Closer to home on the Stanislaus River, responsible water management and sensible conservation by our customers has enabled us to avoid the worst of those outcomes the past three years. But New Melones Reservoir – the largest dam on the river – has receded to levels not seen since 1991. The Central Sierra snowpack is a paltry 12 percent of average, and current watershed precipitation is one and a half inches less than that received in the historically dry winter of 1976 for this same period. February and March this year will likely be the driest months on record and seasonal runoff is predicted to be 20 percent or less of normal. It’s terrible and there is no relief in sight.
All of which underscores the importance of a tentative agreement recently reached between the Oakdale and South San Joaquin irrigation districts and federal officials regarding management of New Melones for the remainder of this year.
We believe this consensus plan balances the needs of fish and farmers, domestic users, recreation, power generation and carryover storage. It is the result of weeks of serious discussion and compromise between our irrigation districts; the federal Bureau of Reclamation, which manages New Melones; and the National Marine Fisheries Service, which has regulatory responsibility for steelhead trout and salmon in the Stanislaus River.
The basics of the plan are this:
• Federal officials will be able to meet all their springtime “pulse flows.” During pulse flows, more water is released into the river to help young fish swim toward the Delta and beyond. The first pulse flow was March 24-26 for steelhead; the second from mid-April to mid-May for salmon.
• Officials will be able to meet base flow needs for the fish in the river through December.
• The irrigation districts will equally divide 450,000 acre-feet of water this year. That’s 150,000 acre-feet less than normal. SSJID already has capped deliveries for its farmers and OID will consider it at the April 7 board meeting.
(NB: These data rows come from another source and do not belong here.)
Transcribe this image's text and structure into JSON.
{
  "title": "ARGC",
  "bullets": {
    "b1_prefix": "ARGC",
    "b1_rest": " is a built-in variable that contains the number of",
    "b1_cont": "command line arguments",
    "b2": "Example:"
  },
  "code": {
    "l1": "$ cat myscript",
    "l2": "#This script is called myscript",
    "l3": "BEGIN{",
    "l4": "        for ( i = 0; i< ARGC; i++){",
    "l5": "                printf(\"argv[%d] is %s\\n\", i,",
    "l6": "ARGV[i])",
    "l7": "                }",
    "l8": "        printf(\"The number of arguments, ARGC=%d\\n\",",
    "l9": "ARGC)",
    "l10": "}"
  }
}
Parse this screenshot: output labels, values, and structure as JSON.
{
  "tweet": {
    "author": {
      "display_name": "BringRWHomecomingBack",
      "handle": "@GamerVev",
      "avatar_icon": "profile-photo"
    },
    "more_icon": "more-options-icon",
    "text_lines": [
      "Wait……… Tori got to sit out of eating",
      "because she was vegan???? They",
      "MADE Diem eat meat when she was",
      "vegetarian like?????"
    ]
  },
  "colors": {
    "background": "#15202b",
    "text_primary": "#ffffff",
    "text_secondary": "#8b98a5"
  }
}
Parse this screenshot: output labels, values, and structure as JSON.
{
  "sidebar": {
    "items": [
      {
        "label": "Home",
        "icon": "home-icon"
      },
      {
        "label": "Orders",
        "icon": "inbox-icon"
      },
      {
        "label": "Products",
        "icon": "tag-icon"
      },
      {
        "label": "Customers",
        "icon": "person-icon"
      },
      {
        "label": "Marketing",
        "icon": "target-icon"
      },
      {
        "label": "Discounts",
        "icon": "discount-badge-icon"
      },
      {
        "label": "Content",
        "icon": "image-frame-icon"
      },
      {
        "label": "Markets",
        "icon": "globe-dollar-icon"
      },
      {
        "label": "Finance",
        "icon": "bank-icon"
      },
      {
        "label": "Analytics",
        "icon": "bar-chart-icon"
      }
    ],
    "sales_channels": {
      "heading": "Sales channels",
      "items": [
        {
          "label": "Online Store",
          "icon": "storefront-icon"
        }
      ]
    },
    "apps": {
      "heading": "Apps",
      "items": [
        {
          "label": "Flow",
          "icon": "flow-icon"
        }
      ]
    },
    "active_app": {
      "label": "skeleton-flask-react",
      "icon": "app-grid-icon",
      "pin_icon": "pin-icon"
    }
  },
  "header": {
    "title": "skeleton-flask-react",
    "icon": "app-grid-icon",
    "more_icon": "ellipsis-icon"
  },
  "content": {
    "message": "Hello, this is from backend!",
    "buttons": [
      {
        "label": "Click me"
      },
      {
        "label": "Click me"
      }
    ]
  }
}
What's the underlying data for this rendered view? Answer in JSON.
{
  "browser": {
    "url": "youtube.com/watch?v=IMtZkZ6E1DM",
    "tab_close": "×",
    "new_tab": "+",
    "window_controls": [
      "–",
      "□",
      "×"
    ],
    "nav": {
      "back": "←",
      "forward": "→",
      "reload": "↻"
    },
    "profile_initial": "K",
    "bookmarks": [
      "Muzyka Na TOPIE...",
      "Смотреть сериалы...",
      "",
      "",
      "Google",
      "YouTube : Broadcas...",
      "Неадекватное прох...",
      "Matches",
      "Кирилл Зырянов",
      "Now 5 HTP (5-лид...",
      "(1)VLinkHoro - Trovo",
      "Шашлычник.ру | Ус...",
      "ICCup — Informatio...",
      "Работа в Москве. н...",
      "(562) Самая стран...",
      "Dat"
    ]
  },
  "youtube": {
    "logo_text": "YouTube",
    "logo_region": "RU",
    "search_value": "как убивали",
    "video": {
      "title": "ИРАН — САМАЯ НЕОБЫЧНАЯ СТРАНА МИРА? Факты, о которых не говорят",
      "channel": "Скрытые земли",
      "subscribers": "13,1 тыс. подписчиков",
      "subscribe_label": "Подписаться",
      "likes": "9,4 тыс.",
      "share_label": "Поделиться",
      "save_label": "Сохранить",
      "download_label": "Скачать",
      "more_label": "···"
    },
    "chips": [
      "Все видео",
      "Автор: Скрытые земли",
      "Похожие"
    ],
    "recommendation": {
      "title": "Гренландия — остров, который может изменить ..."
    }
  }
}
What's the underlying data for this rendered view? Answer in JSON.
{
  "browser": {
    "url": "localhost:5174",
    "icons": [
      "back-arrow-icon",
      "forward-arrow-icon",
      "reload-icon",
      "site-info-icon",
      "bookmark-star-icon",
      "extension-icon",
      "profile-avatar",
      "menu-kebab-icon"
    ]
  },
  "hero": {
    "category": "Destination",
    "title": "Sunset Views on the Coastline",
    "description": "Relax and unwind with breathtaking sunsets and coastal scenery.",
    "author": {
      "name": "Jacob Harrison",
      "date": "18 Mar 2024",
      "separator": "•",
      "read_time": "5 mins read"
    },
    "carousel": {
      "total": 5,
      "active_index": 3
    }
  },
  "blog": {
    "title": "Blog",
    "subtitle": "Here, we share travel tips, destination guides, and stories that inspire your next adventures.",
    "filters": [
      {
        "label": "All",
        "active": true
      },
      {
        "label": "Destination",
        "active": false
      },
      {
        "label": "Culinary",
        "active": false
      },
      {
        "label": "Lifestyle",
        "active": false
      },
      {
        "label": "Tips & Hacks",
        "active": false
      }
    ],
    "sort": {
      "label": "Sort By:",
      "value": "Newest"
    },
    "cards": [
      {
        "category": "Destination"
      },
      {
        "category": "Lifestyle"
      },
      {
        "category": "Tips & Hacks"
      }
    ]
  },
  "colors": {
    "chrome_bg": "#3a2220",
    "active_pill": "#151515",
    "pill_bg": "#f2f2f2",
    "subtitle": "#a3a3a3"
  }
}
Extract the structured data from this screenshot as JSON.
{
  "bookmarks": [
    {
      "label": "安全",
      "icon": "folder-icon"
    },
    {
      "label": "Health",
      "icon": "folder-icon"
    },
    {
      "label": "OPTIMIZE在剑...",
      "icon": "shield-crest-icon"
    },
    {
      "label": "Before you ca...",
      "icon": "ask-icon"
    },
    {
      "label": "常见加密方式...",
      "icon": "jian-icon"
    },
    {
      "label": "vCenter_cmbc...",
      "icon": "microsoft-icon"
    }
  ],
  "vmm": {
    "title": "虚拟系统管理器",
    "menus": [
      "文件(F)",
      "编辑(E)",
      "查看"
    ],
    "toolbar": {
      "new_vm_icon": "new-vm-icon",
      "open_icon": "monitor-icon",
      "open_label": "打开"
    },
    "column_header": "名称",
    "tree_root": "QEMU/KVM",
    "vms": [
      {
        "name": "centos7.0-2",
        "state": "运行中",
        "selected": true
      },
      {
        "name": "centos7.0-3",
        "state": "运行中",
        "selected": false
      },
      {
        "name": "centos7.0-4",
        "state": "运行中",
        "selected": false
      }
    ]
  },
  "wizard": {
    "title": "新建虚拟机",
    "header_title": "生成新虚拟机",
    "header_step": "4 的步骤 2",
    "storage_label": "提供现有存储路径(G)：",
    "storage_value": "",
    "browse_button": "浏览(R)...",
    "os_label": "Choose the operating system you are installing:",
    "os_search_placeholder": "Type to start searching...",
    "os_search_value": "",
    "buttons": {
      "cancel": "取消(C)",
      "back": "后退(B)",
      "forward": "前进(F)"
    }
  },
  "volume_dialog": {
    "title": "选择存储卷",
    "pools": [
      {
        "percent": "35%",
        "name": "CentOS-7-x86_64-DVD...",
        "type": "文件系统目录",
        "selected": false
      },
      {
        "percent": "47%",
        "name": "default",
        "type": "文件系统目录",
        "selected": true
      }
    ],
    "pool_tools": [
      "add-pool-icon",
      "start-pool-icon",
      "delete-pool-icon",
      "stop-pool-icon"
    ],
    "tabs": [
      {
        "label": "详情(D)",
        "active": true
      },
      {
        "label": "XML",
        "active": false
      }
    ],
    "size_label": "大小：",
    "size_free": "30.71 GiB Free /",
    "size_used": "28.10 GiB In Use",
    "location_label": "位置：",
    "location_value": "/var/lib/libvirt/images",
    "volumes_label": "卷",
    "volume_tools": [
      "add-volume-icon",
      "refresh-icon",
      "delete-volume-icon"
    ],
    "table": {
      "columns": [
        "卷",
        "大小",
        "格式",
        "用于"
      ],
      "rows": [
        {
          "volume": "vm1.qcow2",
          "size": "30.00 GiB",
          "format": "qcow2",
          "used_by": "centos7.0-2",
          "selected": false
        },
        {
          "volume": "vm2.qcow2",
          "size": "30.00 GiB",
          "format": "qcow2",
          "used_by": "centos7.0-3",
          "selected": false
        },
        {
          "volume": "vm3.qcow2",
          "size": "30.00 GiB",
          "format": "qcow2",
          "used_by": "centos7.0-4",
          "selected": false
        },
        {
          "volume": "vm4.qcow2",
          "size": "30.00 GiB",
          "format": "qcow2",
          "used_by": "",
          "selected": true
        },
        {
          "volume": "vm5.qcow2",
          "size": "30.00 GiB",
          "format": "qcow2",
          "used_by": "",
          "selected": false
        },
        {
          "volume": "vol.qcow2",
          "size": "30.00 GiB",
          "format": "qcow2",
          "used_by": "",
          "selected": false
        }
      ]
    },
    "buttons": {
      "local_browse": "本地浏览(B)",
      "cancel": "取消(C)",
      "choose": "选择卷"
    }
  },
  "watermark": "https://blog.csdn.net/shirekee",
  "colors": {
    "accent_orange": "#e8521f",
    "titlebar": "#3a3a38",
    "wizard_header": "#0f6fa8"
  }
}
• By Sept. 30, at the end of the irrigation season, New Melones is expected to hold just 115,000 acre-feet of water; its capacity is 2.4 million acre-feet. The reservoir’s “dead pool” – the level of water below the lowest spill gate – is 80,000 acre-feet. The 35,000 acre-foot difference will be used to meet flows for spawning salmon through Dec. 31.
• The irrigation districts are considering additional conservation measures this season to ensure that the end point of 115,000 acre-feet in New Melones is met or exceeded.
• Lake Tulloch is downstream of New Melones. It is jointly owned and operated by OID and SSJID. The intent is to keep Tulloch at normal operational levels through September.
The plan is supported by the region’s two congressional representatives – Jeff Denham and Tom McClintock – as well as state legislators Kristin Olsen, Adam Gray, Tom Berryhill and Frank Bigelow.
As part of the agreement, the Bureau of Reclamation filed a Temporary Urgency Change Petition with the State Water Resources Control Board. The water board must approve the petition for the New Melones plan to be fully implemented. If it imposes additional terms and conditions, the delicate balance reached by the water districts and federal regulators may be lost.
The Stanislaus River is the lifeblood for an agricultural industry worth $6 billion in our two counties, fish listed on the Endangered Species Act and people who enjoy its natural beauty. This plan represents the most responsible way to protect all those things. We encourage everyone with an interest in the river to show their support by contacting the water board at email@example.com.
— Knell is general manager of the Oakdale Irrigation District, which serves about 62,000 acres in northeast Stanislaus County and southeast San Joaquin County. Shields is general manager of the South San Joaquin Irrigation District, which provides water to about 55,000 agricultural acres in Escalon, Ripon and Manteca, and also domestic water for the city of Tracy.